Monday 12 July 2010

No cause for satisfaction

This post was published on the Anglo-Catholic blog earlier today

Whatever our views may be on the subject of the Ordinariates, and my own convinced view is that they are the only future for those Anglicans who are the natural successors of the Oxford Movement, we should not portray the recent decision of the Church of England as anything other than a serious reversal for the cause of Christian orthodoxy everywhere. Whatever one might think of Anglicanism, (and those of us who were brought up within its structures, yet professing the Catholic faith of the undivided Church, have at best an ambivalent relationship with it)  its wholesale and irreversible defection to the cause of revisionist liberal Protestantism can only harm the cause of orthodoxy wherever it might be found.
So this is Newman's prediction come true in our time and on our watch:
"In no other sense surely; the Church of England has been the instrument of Providence in conferring great benefits on me;—had I been born in Dissent, perhaps I should never have been baptized; had I been born an English Presbyterian, perhaps I should never have known our Lord's divinity; had I not come to Oxford, perhaps I never should have heard of the visible Church, or of Tradition, or other Catholic doctrines. And as I have received so much good from the Anglican Establishment itself, can I have the heart or rather the want of charity, considering that it does for so many others, what it has done for me, to wish to see it overthrown? I have no such wish while it is what it is, and while we are so small a body. Not for its own sake, but for the sake of the many congregations to which it ministers, I will do nothing against it. While Catholics are so weak in England, it is doing our work; and, though it does us harm in a measure, at present the balance is in our favour. What our duty would be at another time and in other circumstances, supposing, for instance, the Establishment lost its dogmatic faith, or at least did not preach it, is another matter altogether. In secular history we read of hostile nations having long truces, and renewing them from time to time, and that seems to be the position which the Catholic Church may fairly take up at present in relation to the Anglican Establishment.
Doubtless the National Church has hitherto been a serviceable breakwater against doctrinal errors, more fundamental than its own. How long this will last in the years now before us, it is impossible to say, for the Nation drags down its Church to its own level......"
What I am saying is that now the Church of England is rapidly losing this role as "a serviceable breakwater," the task of orthodox Christian apologetics becomes more urgent, not less, because we are engaged in a battle against heresy which will inevitably follow us wherever our final ecclesial destination may be. The victory of liberalism in the Church of England can only give encouragement to its supporters elsewhere.
Perhaps I'm an incurable romantic, but I don't believe this defeat was inevitable. If over the last fifty or sixty  years Anglican Catholics had been better organised, better and more consistently led, and less easily convinced of both our own success and of our opponents' sense of  honour, and all of us less enamoured  of the spirit of the age, things could have turned out very differently. What has now happened is in no sense whatsoever a victory and it should not give us cause for any kind of satisfaction, much less rejoicing.

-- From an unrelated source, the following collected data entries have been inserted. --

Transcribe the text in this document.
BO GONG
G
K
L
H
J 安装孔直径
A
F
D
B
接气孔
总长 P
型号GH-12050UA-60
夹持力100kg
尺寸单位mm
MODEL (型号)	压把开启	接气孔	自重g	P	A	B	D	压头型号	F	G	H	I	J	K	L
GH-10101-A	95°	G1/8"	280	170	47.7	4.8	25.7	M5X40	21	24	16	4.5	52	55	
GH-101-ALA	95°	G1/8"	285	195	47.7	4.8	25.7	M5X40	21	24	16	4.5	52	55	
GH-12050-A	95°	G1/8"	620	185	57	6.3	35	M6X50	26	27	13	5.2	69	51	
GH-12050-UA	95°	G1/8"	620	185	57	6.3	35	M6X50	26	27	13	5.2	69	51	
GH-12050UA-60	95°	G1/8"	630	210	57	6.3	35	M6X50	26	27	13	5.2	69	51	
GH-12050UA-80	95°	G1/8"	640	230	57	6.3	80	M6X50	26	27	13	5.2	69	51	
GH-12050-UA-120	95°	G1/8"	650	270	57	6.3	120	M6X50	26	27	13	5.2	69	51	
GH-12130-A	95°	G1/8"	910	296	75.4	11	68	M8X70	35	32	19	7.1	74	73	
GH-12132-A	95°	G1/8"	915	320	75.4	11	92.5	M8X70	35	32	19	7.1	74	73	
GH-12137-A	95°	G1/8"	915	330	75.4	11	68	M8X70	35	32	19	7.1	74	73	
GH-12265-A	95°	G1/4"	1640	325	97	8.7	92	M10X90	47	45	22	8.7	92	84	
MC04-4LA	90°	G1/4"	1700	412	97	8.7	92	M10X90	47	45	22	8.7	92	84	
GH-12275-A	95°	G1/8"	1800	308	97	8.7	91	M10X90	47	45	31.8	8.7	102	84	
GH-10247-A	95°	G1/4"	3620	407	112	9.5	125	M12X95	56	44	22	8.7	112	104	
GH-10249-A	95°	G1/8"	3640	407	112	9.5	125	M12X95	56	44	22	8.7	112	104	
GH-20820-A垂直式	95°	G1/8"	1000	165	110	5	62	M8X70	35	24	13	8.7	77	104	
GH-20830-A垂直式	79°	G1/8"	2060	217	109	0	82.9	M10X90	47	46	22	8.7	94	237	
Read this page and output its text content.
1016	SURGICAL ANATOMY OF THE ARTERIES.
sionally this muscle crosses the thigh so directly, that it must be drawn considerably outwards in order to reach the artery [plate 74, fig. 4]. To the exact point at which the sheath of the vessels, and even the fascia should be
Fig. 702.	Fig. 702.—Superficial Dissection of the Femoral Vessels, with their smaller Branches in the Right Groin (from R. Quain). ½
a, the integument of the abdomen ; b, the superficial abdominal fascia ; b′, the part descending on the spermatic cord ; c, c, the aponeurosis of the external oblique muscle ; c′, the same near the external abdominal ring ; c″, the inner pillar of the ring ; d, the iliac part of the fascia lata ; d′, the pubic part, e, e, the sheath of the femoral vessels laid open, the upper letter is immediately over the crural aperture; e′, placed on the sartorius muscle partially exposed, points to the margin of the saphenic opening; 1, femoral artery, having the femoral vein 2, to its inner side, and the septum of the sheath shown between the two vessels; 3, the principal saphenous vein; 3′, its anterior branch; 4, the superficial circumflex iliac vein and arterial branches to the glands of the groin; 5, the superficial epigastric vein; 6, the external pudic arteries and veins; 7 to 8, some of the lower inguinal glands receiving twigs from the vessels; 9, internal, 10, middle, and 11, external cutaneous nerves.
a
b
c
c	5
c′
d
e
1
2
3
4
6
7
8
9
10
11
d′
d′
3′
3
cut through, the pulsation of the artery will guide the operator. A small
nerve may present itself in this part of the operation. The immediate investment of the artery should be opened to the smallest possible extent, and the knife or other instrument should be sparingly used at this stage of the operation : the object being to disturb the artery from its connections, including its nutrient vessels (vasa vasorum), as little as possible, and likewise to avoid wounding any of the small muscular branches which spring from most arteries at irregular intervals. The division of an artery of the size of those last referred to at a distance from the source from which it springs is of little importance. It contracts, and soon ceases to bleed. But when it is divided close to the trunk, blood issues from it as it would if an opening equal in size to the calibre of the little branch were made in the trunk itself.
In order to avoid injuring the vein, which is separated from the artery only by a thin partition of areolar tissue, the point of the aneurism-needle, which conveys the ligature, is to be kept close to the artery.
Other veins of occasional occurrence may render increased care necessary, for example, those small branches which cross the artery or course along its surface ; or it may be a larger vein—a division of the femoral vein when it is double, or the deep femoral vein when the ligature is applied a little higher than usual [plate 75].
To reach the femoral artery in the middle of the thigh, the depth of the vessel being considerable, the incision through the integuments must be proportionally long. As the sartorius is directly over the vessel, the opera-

But this is Newman again, once more from the Apologia, summing up what many of us are - with infinite regret - now feeling:
"...and, unwilling as I am to give offence to religious Anglicans, I am bound to confess that I felt a great change in my view of the Church of England. I cannot tell how soon there came on me,—but very soon,—an extreme astonishment that I had ever imagined it to be a portion of the Catholic Church. For the first time, I looked at it from without, and (as I should myself say) saw it as it was. Forthwith I could not get myself to see in it any thing else, than what I had so long fearfully suspected, from as far back as 1836,—a mere national institution."